Provinsi Banten menempati urutan ketiga wilayah yang berpotensi memiliki kerawanan netralitas ASN pada Pemilu 2024.
Daftar 10 wilayah rawan netralitas ASN disampaikan anggota Bawaslu, Lolly Suhenty, saat Peluncuran Pemetaan Kerawanan Pemilu dan Pemilihan Serentak 2024 Isu Strategis: Netralitas ASN di Manado, Kamis 21 September 2023.
Dalam kesempatan itu, Lolly memaparkan pola pelanggaran netralitas ASN yang terjadi di 10 wilayah rawan netralitas ASN, yang diantaranya Provinsi Banten.
Pola pelanggaran yang terjadi yakni mempromosikan calon tertentu, pernyataan dukungan secara terbuka di media sosial dan juga media lainnya.
Pelanggaran lainnya yakni penggunaan fasilitas negara untuk mendukung petahana, teridentifikasi dukungan dalam bentuk grup WhatsApp, dan terlibat secara aktif maupun pasif dalam kampanye calon.

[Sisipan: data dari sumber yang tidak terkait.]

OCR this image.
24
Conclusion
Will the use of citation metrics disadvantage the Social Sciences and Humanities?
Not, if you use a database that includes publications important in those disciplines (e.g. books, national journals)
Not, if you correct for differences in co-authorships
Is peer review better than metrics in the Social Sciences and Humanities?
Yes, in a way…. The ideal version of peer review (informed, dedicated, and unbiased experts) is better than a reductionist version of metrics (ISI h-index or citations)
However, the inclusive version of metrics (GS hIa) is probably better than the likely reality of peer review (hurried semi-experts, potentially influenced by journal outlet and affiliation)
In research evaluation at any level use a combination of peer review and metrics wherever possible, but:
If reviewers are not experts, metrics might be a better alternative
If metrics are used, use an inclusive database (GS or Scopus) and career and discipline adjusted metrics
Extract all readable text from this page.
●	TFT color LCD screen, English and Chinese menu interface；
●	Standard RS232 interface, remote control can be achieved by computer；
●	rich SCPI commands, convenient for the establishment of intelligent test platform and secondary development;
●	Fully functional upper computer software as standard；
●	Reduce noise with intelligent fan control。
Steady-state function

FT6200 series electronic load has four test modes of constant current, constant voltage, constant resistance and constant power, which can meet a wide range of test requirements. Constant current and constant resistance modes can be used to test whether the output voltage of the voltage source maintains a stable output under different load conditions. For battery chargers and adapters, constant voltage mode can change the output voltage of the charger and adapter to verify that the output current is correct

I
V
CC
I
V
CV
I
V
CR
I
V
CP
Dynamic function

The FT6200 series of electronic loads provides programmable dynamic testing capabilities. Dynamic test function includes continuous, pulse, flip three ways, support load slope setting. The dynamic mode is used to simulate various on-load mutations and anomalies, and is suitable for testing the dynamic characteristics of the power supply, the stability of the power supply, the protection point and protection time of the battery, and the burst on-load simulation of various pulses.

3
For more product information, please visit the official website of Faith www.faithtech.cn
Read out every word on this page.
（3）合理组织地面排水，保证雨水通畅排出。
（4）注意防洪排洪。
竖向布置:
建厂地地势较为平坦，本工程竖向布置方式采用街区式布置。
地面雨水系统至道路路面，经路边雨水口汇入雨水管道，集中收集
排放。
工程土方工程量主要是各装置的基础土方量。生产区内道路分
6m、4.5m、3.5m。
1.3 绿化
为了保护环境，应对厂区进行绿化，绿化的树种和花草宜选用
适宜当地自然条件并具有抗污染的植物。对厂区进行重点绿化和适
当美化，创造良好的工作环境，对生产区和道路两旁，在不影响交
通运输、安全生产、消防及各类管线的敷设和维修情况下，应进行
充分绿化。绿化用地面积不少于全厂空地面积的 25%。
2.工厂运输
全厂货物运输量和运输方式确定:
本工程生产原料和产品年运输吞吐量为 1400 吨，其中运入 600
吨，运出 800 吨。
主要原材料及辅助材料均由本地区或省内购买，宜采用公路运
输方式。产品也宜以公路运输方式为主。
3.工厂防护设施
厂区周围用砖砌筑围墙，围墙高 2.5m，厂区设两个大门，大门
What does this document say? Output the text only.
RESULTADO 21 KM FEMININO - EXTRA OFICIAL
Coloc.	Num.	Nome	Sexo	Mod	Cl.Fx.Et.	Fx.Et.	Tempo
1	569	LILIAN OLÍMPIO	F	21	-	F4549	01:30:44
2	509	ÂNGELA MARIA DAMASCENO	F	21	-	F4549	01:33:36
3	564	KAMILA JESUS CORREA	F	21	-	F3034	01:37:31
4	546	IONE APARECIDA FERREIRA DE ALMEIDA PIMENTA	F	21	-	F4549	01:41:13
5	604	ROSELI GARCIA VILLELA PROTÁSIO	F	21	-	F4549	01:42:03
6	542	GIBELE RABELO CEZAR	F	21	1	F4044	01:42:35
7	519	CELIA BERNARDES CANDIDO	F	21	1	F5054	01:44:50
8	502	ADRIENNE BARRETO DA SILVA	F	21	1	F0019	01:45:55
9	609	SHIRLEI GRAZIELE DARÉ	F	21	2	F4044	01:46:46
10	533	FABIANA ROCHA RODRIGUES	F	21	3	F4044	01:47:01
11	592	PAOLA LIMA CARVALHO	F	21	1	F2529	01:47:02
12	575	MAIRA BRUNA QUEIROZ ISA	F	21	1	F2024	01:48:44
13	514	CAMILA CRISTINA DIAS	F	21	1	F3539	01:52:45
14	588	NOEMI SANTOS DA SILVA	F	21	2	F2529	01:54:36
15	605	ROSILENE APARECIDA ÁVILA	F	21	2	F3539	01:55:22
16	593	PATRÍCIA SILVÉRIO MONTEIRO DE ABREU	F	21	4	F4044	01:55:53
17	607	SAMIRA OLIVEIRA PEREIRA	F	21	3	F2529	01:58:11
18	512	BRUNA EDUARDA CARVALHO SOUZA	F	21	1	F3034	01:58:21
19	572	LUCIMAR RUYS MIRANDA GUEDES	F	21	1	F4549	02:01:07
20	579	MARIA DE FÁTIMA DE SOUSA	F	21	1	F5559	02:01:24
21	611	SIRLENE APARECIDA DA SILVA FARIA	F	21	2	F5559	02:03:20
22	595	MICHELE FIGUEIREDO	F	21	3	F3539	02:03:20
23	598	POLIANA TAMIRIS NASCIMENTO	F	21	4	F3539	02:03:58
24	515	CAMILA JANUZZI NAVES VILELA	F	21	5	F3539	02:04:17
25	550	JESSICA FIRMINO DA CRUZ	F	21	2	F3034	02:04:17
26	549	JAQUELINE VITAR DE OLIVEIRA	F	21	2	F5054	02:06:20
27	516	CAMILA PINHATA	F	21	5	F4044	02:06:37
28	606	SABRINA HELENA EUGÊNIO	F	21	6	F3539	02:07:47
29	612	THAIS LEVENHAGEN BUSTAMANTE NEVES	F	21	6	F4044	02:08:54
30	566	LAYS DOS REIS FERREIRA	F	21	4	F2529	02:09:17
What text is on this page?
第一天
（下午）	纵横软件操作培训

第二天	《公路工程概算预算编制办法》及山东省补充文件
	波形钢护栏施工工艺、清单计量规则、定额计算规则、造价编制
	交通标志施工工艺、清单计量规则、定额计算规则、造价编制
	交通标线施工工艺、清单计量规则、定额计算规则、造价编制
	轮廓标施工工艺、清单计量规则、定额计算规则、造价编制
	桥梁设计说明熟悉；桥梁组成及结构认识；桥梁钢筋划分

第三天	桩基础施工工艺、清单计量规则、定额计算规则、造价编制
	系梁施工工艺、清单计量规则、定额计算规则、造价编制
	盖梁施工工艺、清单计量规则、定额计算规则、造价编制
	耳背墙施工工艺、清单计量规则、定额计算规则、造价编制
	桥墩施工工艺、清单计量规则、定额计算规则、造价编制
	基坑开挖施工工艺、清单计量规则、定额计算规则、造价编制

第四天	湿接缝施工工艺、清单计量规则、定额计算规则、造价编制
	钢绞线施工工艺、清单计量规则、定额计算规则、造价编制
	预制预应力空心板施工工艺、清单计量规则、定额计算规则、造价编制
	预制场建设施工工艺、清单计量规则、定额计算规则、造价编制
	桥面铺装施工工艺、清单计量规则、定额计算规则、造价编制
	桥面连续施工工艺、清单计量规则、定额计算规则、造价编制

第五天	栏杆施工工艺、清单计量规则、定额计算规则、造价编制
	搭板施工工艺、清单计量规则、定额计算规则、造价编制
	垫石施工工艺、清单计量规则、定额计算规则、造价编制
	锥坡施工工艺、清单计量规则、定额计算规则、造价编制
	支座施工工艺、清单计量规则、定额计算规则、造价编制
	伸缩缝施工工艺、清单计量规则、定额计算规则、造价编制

“Paling banyak terjadi dalam pelaksanaan pemilihan kepala daerah,” ujar Lolly.
Provinsi Banten Masuk 10 Wilayah Rawan Netralitas ASN pada Pemilu 2024
Bawaslu merilis wilayah berpotensi rawan netralitas ASN tertinggi yakni Provinsi Maluku Utara (Malut) disusul Provinsi Sulawesi Utara (Sulut) di urutan kedua.
Provinsi Banten berada pada urutan ketiga wilayah rawan netralitas ASN.
Di urutan keempat ada Sulawesi Selatan (Sulsel), kelima Nusa Tenggara Timur (NTT), dan keenam Kalimantan Timur (Kaltim).
Selanjutnya di urutan ketujuh Jawa Barat, kedelapan Sumatera Barat (Sumbar), kesembilan Gorontalo, dan terakhir Lampung.
“Inilah posisi provinsi yang kerawanannya tinggi, maka pada sepuluh provinsi ini pastikan upaya pencegahannya tepat,” tandas Lolly.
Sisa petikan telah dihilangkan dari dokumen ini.